I believe the real conceptual basis of this gesture is the notion that tension in the world is due, in large part, to fear of the democracies and their bullying foreign policies, so measures to reduce that fear by softening both the tone of American foreign policy and the military capacity behind it will make aggression against the West less rather than more likely. Again, one cannot properly label this policy "stupid" because it is held by large numbers of intelligent people, just as it was in the 1930s, the 1900s, and indeed the 1970s. But it is a very, very bad idea.
So is the just-concluded gabfest about better control of nuclear material which, again, had a dangerously misleading coating of good sense about it. Its goal was not irrational. Nobody except maniacs favour careless handling of things that could atomically go boom. Nor is the method stupid; it cannot hurt for decent governments to pay more attention to where they put dangerous radioactive stuff. But can anyone show me an example from history where real, stupidity-class carelessness in the handling of potentially dangerous material played a major role in letting the villains strike at the good guys?
No. The real dangers are quite different. What has encouraged aggression since recorded history began is, first, a pervasive and consistent reluctance to accept the existence of evil in the world and, second, an even more pervasive and consistent reluctance to deal with evil once you have been forced to notice it. A relatively trivial, but revealing, example is the Canadian proposal to impose an oil embargo on Italy after Mussolini attacked Ethiopia in 1935. This proposal got people's attention, because it would really have hurt, and was promptly repudiated by all the democracies including, humiliatingly, Canada's own.

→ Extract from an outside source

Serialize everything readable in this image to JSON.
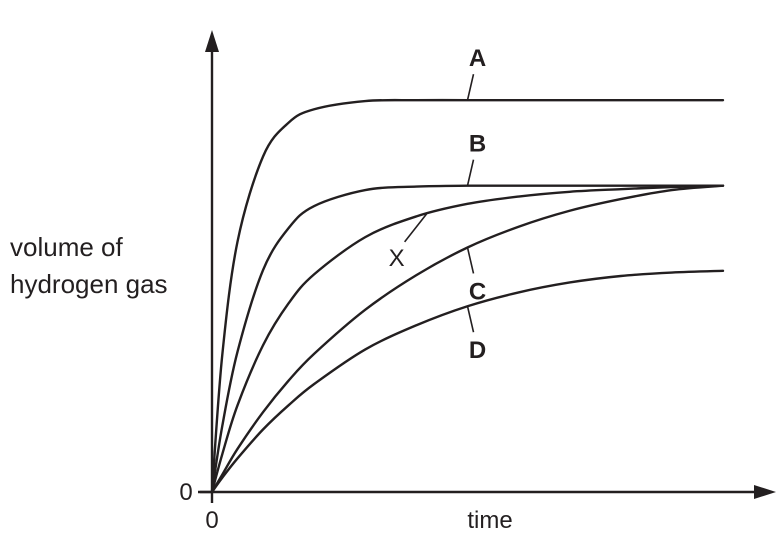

The result, naturally, was to embolden evil. It tipped the bad guys off that we knew they were bad, but assured them we were currently unwilling to do anything important or painful about it so they should arm fast and strike hard before we recovered our wits and spines. Which very nearly led to Hitler conquering the world. And, again, everybody knew Hitler was re-arming Germany in violation of its international obligations. It was their unwillingness to act on this knowledge, not careless handling of tank parts, that led to the blitzkrieg.
For Barack Obama to expend time and effort and enlist the prestige of his office on initiatives that distract us from the need to acknowledge and confront evil is certainly irritating. On reflection, I'm inclined to find it scary as well.